In sea-turtles, the critical temperature needed is 29 degrees C for incubation, and temperature beyond 29 degree C increases the likeliness of female hatchlings. At 30.5 degree C the sea turtle population will be all girls, according to The Sydney Morning Herald.

Researchers at Swansea University Prifysgol Abertawe and Deakin University Australia, claim that the sands getting hotter with rising global temperature could cause the production of just females leading to the possibility of the species becoming extinct due to climate change.

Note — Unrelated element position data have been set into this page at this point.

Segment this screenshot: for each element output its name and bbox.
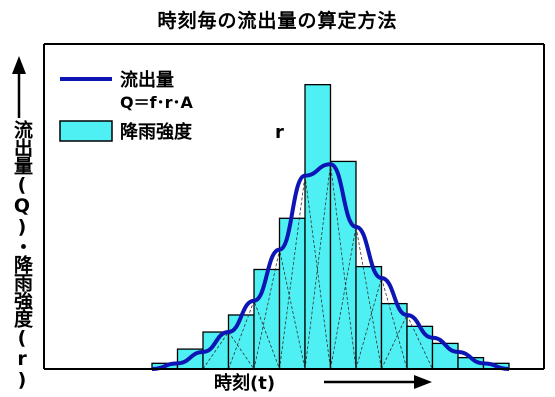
y-arrow-head-icon — [12, 56, 26, 74]
x-axis-label: 時刻(t) — [214, 373, 276, 394]
x-arrow-head-icon — [414, 375, 432, 389]
rain-bar — [253, 268, 281, 370]
rain-bar — [304, 84, 332, 370]
legend-runoff-formula: Q＝f･r･A — [120, 93, 193, 112]
runoff-curve — [151, 162, 510, 371]
triangle-line — [355, 276, 408, 370]
rain-bar — [227, 314, 255, 370]
legend-runoff-label: 流出量 — [120, 69, 174, 91]
chart-title: 時刻毎の流出量の算定方法 — [157, 10, 398, 32]
rain-bar — [406, 325, 434, 370]
rain-bar — [355, 265, 383, 370]
y-axis-label: 流出量(Q)・降雨強度(r) — [11, 120, 33, 390]
legend-rain-symbol: r — [275, 122, 284, 143]
legend-rain-label: 降雨強度 — [120, 121, 193, 143]
rain-bar — [278, 217, 306, 370]
triangle-line — [330, 226, 382, 370]
legend-rain-swatch — [59, 120, 113, 142]
rain-bars — [151, 84, 510, 370]
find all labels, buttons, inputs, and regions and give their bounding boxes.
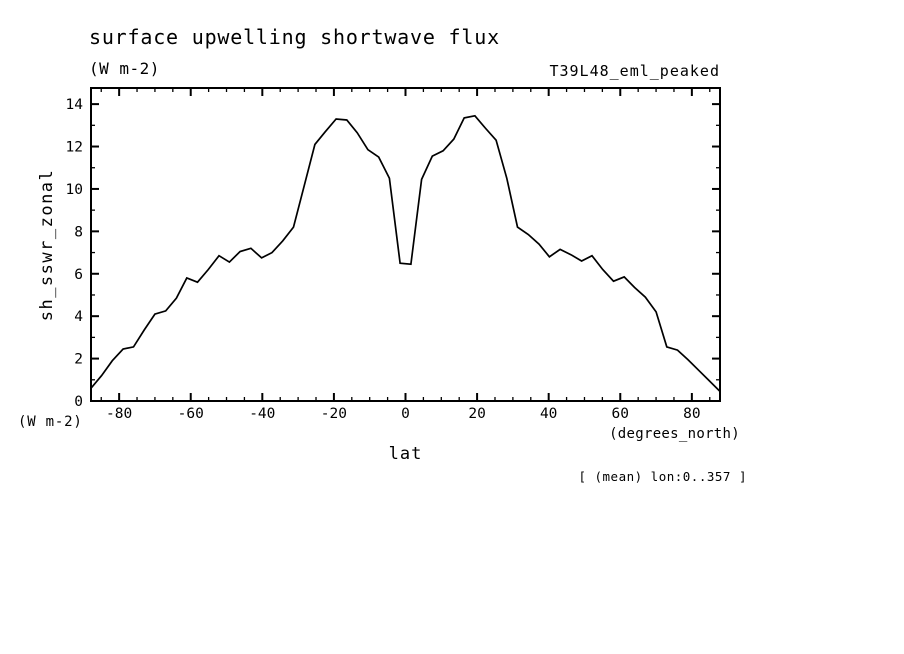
flux-curve xyxy=(90,114,721,393)
x-tick-label: -20 xyxy=(321,406,347,422)
y-tick-label: 0 xyxy=(74,394,83,410)
dataset-label: T39L48_eml_peaked xyxy=(549,62,720,80)
x-tick-label: -80 xyxy=(106,406,132,422)
x-tick-label: -60 xyxy=(178,406,204,422)
x-tick-label: 80 xyxy=(683,406,700,422)
y-tick-label: 8 xyxy=(74,224,83,240)
mean-annotation: [ (mean) lon:0..357 ] xyxy=(578,469,747,484)
x-tick-label: 60 xyxy=(612,406,629,422)
y-tick-label: 14 xyxy=(66,97,84,113)
x-tick-label: 20 xyxy=(468,406,485,422)
y-tick-label: 12 xyxy=(66,140,83,156)
x-tick-label: 0 xyxy=(401,406,410,422)
y-tick-label: 6 xyxy=(74,267,83,283)
chart-units-label: (W m-2) xyxy=(89,59,160,78)
x-tick-label: 40 xyxy=(540,406,557,422)
y-axis-units-label: (W m-2) xyxy=(18,414,83,430)
y-tick-label: 2 xyxy=(74,352,83,368)
y-tick-label: 4 xyxy=(74,309,83,325)
x-axis-units-label: (degrees_north) xyxy=(609,426,740,442)
x-tick-label: -40 xyxy=(249,406,275,422)
chart-title: surface upwelling shortwave flux xyxy=(89,25,500,49)
x-axis-title: lat xyxy=(388,444,423,464)
plot-border xyxy=(90,87,721,402)
y-tick-label: 10 xyxy=(66,182,83,198)
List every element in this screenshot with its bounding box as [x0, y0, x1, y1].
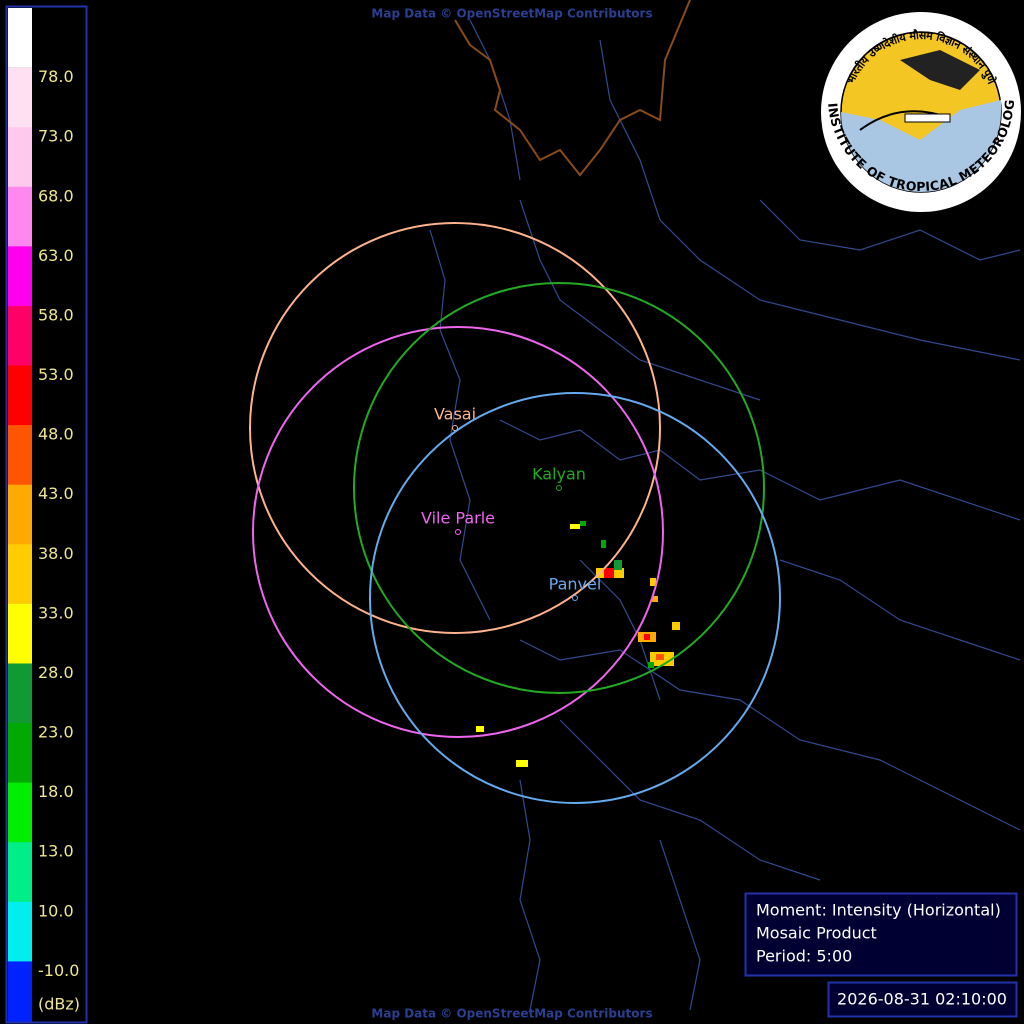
echo: [580, 521, 586, 526]
colorbar-label: 33.0: [38, 603, 74, 622]
colorbar-label: 38.0: [38, 544, 74, 563]
colorbar-label: 10.0: [38, 901, 74, 920]
colorbar-label: 23.0: [38, 723, 74, 742]
colorbar-segment: [8, 67, 32, 128]
colorbar-segment: [8, 782, 32, 843]
echo: [648, 662, 654, 668]
river: [779, 559, 1021, 661]
river: [759, 199, 1021, 261]
station-marker: [572, 595, 578, 601]
river: [519, 639, 1021, 831]
echo: [644, 634, 650, 640]
colorbar-label: 53.0: [38, 365, 74, 384]
station-marker: [452, 425, 458, 431]
radar-range: [353, 282, 765, 694]
station-label: Kalyan: [532, 465, 586, 484]
colorbar-segment: [8, 663, 32, 724]
logo-sea: [841, 100, 1001, 192]
colorbar-segment: [8, 425, 32, 486]
river: [659, 839, 701, 1011]
boundary: [454, 0, 691, 177]
colorbar-label: 28.0: [38, 663, 74, 682]
echo: [570, 524, 580, 529]
attribution: Map Data © OpenStreetMap Contributors: [371, 7, 652, 21]
colorbar-segment: [8, 365, 32, 426]
station-marker: [556, 485, 562, 491]
colorbar-unit: (dBz): [38, 995, 80, 1014]
colorbar-segment: [8, 127, 32, 188]
station-label: Panvel: [549, 575, 602, 594]
echo: [604, 568, 614, 578]
river: [499, 419, 1021, 521]
colorbar-segment: [8, 246, 32, 307]
river: [429, 229, 491, 621]
echo: [652, 596, 658, 602]
radar-range: [252, 326, 664, 738]
logo-arrow: [904, 113, 951, 123]
radar-range: [249, 222, 661, 634]
info-box: Moment: Intensity (Horizontal) Mosaic Pr…: [744, 892, 1018, 1018]
radar-range: [369, 392, 781, 804]
station-label: Vasai: [434, 405, 476, 424]
stations: Vasai Vile Parle Kalyan Panvel: [249, 222, 781, 804]
echo: [672, 622, 680, 630]
logo-land: [900, 50, 980, 90]
info-line: Moment: Intensity (Horizontal): [756, 901, 1001, 920]
colorbar-label: -10.0: [38, 961, 79, 980]
info-line: Period: 5:00: [756, 947, 852, 966]
colorbar-label: 73.0: [38, 127, 74, 146]
colorbar-segment: [8, 901, 32, 962]
colorbar-segment: [8, 8, 32, 68]
colorbar-label: 58.0: [38, 305, 74, 324]
colorbar-segment: [8, 842, 32, 903]
river: [579, 559, 661, 701]
colorbar-label: 48.0: [38, 425, 74, 444]
timestamp-panel: [827, 981, 1018, 1018]
echo: [656, 654, 664, 660]
attribution: Map Data © OpenStreetMap Contributors: [371, 1007, 652, 1021]
colorbar-segment: [8, 544, 32, 605]
info-panel: [744, 892, 1018, 977]
colorbar-label: 63.0: [38, 246, 74, 265]
info-line: Mosaic Product: [756, 924, 877, 943]
colorbar-segment: [8, 305, 32, 367]
river: [519, 779, 541, 1011]
colorbar-segment: [8, 186, 32, 247]
timestamp: 2026-08-31 02:10:00: [837, 990, 1007, 1009]
colorbar-segment: [8, 484, 32, 545]
colorbar-segment: [8, 961, 32, 1022]
echo: [476, 726, 484, 732]
station-marker: [455, 529, 461, 535]
river: [559, 719, 821, 881]
echo: [614, 560, 622, 570]
colorbar: 78.0 73.0 68.0 63.0 58.0 53.0 48.0 43.0 38.0 33.0…: [5, 5, 88, 1024]
colorbar-segment: [8, 603, 32, 664]
colorbar-frame: [5, 5, 88, 1024]
echo: [516, 760, 528, 767]
station-label: Vile Parle: [421, 509, 495, 528]
colorbar-segment: [8, 723, 32, 784]
colorbar-label: 43.0: [38, 484, 74, 503]
echo: [650, 578, 656, 586]
colorbar-label: 18.0: [38, 782, 74, 801]
colorbar-label: 13.0: [38, 842, 74, 861]
colorbar-label: 68.0: [38, 186, 74, 205]
colorbar-label: 78.0: [38, 67, 74, 86]
echo: [601, 540, 606, 548]
river: [519, 199, 761, 401]
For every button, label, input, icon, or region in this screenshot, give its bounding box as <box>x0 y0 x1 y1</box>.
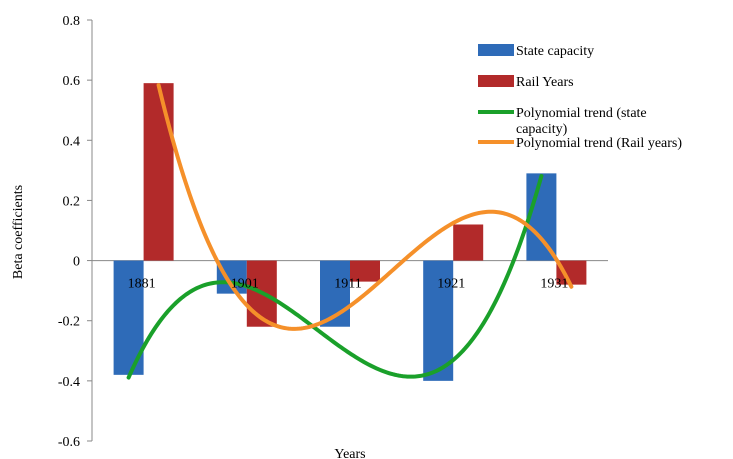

 "The possibility of sea turtles becoming extinct is not a far-fetched scenario," said Professor Graeme Hays. "Above a certain pivotal incubation temperature, typically near 29°C, the majority of sea turtle eggs produce female hatchlings and vice versa. Warming temperatures therefore, occurring as part of global climate change, may cause the feminisation of sea turtle populations through the production of only female hatchlings."

In this study the researchers estimated the past, present and future sex ratio for one of the world's largest sea-turtle rookeries- the Cape Verde Islands, Atlantic. A large number of loggerhead turtles are known to breed here.

The sand temperature for several years was recorded using small data-loggers. This data was later combined with the past measurements of environmental condition on the island since 1850 and they also made the climate prediction for the next 100 years with the help of the Intergovernmental Panel on Climate Change.

For the first time the researchers have used data on breeding periodicity that was gathered by satellite tagging to reveal the tendency of males to breed more frequently than females.

"This shows that males are more likely than females to breed in successive years, because females invest so much to produce eggs and lose so much body condition that it takes several years for them to recover," Professor Hays adds. "It means that even though the hatchling sex ratios are skewed in favour of females, the operational sex ratio is much more balanced with more females ready to breed in a given year thus giving the unexpected conservation benefit of increasing the number of breeding females and hence the total size of the population."

The good news is that the feminisation of the sea turtle population is not imminent.

 The finding was documented in the journal Nature Climate Change.